- K-12 on-campus hate crimes and the number of schools with at least one hate crime nearly doubled between school years 2016-17 and 2017-18, with students' race or ethnicity being the most common motivation for the offenses, according to research from the Government Accountability Office released Nov. 24.
- Hate speech or symbols also were prevalent, with an estimated one in four students ages 12 to 18 — or about 5.8 million students — exposed to racial and homophobic slurs, anti-Semitic slurs and symbols, references to lynching or the Holocaust, and more during the 2014-15, 2016-17 and 2018-19 school years.
- Despite these and other victimization statistics, complaints of hostile school behaviors filed with the U.S. Department of Education were resolved at a faster pace in recent years due to more complaints being dismissed and fewer complaints being filed. Civil rights experts told GAO researchers changes to Office for Civil Rights guidance made them reluctant to file certain complaints on behalf of students.
Decisions by the Education Department in 2017 and 2018 to rescind guidance on nondiscriminatory discipline practices, Title IX protections for transgender students and standards of evidence for investigating alleged sexual assault and violence led to hesitancy in filing complaints with OCR, civil right experts told GAO.
For example, one organization said the withdrawal in September 2017 of the 2011 guidance on alleged sexual assault investigations, as well as the adoption of final Title IX rules in August 2020, created a lack of confidence in OCR.
The Biden administration is currently conducting a comprehensive review of Title IX regulations. In June 2021, the Education Department clarified it interprets Title IX’s prohibition on sex discrimination to include discrimination based on sexual orientation and gender identity.

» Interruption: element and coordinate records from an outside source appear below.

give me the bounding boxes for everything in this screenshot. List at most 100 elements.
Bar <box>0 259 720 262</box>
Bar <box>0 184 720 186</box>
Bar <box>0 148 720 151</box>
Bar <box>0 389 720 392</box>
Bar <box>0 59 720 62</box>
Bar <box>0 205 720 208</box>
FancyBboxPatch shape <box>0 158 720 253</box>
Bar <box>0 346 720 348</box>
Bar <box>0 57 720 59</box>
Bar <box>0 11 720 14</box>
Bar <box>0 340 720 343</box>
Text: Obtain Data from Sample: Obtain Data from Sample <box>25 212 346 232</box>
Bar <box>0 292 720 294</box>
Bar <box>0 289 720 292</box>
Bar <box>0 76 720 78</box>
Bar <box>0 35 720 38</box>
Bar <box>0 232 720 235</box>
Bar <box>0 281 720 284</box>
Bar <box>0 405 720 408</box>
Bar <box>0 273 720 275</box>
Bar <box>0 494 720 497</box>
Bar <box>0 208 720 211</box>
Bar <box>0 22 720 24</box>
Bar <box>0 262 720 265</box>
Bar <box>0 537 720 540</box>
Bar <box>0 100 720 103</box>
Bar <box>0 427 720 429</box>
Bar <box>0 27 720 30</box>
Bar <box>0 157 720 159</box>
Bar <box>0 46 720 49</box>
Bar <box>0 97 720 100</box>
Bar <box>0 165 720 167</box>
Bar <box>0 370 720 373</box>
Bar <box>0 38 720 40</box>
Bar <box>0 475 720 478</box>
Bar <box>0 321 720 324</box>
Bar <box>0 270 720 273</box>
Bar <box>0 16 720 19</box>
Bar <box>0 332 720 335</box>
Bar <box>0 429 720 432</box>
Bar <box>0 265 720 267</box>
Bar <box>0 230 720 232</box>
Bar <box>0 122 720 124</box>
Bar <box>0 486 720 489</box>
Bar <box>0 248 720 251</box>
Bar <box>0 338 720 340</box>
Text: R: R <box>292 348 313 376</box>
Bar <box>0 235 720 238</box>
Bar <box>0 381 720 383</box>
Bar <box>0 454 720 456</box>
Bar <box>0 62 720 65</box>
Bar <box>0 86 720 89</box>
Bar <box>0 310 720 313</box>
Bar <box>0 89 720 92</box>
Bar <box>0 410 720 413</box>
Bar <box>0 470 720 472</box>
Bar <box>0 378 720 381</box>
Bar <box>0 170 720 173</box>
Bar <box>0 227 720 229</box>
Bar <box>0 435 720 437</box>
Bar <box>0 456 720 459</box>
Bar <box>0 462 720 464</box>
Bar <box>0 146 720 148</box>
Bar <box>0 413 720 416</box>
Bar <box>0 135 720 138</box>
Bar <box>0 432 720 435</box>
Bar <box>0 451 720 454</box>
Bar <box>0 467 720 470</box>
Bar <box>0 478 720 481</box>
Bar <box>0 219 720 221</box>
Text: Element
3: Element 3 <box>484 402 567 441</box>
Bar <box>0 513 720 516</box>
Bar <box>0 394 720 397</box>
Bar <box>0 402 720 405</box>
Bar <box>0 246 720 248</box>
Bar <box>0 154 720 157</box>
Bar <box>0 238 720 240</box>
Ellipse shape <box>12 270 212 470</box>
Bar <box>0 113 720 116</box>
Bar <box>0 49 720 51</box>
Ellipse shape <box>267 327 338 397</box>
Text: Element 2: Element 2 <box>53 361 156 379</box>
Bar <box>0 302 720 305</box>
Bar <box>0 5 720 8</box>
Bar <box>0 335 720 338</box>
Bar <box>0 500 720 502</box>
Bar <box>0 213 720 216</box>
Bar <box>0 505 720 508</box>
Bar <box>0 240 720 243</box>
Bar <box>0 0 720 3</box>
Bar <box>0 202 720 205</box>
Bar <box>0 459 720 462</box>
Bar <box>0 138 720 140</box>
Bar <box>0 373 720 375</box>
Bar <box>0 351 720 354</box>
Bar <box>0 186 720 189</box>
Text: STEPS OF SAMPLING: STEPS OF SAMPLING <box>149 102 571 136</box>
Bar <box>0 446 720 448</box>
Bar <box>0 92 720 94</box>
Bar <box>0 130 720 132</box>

Additionally, the Education Department and the U.S. Department of Justice are reviewing the 2014 Dear Colleague Letter on the Nondiscriminatory Administration of School Discipline that was rescinded in December 2018.
A legal organization interviewed by GAO said although that guidance specifically applied to school discipline, it perceived the rescission as a "broader shift in the department's investigations of alleged racial harassment violations."
The GAO report analyzed trends in a variety of hostile actions, including hate crimes, rape, physical attacks with a weapon and bullying. In general, bullying occurred in nearly every school, with about one in five students aged 12 to 18 — an estimated 5.2 million students in the 2018-19 school year — bullied each year.
Complaints of hostile behaviors filed with OCR dropped year-over-year by 9% during 2018-19 and 15% in 2019-20. Since the 2016-17 school year, OCR has resolved complaints of alleged civil rights violations in K-12 schools that involved hostile behaviors faster than in each previous year.
Other factors may impact the number of complaints filed each year. For example, GAO researchers say the emergence of COVID-19 during the 2019-20 school year and subsequent move to virtual learning could have caused a decline in the number of complaints about physical assault or harassment.
The GAO report also highlights increased efforts to address hostile behaviors at schools as well as the social-emotional well-being of students. Additional programs have included training for the prevention of bullying and violence, restorative circles, peer inclusion activities, diversity groups and positive behavioral intervention strategies training.